Dr. Mark B. Roth

Our work in suspended animation derives from the fact that many animals exhibit what we call "metabolic flexibility," the ability to dial down their respiration and heartbeat and, in effect, "turn themselves off" in response to physical or environmental stress. Mammalian examples include hibernation - from ground squirrels to bears - as well as estivation (quiescence in response to heat) and embryonic diapause, a pause in embryonic development found in about 70 species of mammals. Meanwhile, many invertebrates can go dormant for days, months, and even years before reanimating. Finally, germ and somatic stem cells are well known to exit the cell cycle for extended periods of time and to re-enter only when it is favorable for the organism.

Our approach to understanding this flexibility has been to develop the means to stop animals for given periods of time and then reanimate them to normal function. We use the term suspended animation to refer to a state where all observable life processes (using high resolution light microscopy) are stopped: the animals do not move nor breathe and the heart does not beat. We have found that we are able to put a number of animals (yeast, nematodes, drosophila, frogs, and zebrafish) into a state of suspended animation for 24 hours or longer through one basic technique: reducing the concentration of oxygen.

By examining the precise oxygen tensions needed to induce suspended animation, we also found discrete and lethal oxygen tensions exist just above the oxygen level that enables suspended animation. In other words, there is a range of oxygen levels that is too low to support life, but going below that causes the animals to suspend. We hypothesized that perhaps we could prevent death in low oxygen situations by adding agents that effectively inhibit oxygen utilization and induce suspended animation.

Carbon monoxide, a well-known gas, is extremely toxic because it does exactly that: binds to sites where oxygen binds in the body.
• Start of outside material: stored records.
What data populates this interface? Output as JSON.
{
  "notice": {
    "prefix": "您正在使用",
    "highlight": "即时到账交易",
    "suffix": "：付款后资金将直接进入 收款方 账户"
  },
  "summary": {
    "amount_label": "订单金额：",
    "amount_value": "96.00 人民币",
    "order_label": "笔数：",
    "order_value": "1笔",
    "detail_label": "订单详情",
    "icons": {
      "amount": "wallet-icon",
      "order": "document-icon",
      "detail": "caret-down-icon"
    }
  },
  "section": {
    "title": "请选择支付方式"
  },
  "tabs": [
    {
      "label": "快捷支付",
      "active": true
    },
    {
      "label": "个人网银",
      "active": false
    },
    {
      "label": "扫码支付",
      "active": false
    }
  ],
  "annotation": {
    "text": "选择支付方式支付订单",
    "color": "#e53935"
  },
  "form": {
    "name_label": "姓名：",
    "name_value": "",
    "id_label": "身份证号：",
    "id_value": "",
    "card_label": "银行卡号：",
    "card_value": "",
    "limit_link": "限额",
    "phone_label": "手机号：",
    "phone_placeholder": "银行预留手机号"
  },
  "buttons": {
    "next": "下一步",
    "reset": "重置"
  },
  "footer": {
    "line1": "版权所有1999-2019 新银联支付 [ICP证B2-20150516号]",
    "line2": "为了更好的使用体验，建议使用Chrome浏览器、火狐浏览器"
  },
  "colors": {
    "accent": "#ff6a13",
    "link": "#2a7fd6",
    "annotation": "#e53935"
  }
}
We found that we can successfully put nematodes into a state of suspended animation using carbon monoxide, and these results with invertebrate systems encouraged us to explore other systems and agents.

Using another highly toxic gas, hydrogen sulfide, we found we can reversibly reduce the metabolic rate of mice: exposed to 80 ppm of hydrogen sulfide, mice enter into what we call a "hibernation-like" state, where their core temperature can be reduced to as low as 11 degrees Celcius and their metabolic rate reduced by 10-fold as judged by carbon dioxide production and oxygen consumption. We've kept the animals in this state for 6 hours and they recover completely.

Our success in altering the metabolic rate of these mammals has given us the tools to pursue the possibility that exposure to hydrogen sulfide might reduce oxygen demand and improve outcome in animal models of human disease and injury. Consistent with this we have found that hydrogen sulfide exposure extends the survival limits of rodents exposed to otherwise lethal hypoxia and severe blood loss. Based on these and other findings from physician/scientists from around the world, a company I founded, Ikaria Inc., is engaged in phase II human trials to test the hypothesis that hydrogen sulfide improves outcome in critical care medicine.

In addition to working with mammals we have also been working with C. elegans where we can use genetics to further our understanding of the physiological response to hydrogen sulfide. We found that low-level exposure to hydrogen sulfide results in an adaptation in which metabolic rate is not changed but lifespan and thermotolerance are strikingly increased. By characterization of mutant lines that are sensitive or resistant to hydrogen sulfide we hope to establish a molecular mechanism to explain the activities of this hydrogen sulfide in biology and to further our understanding of metabolic flexibility in general.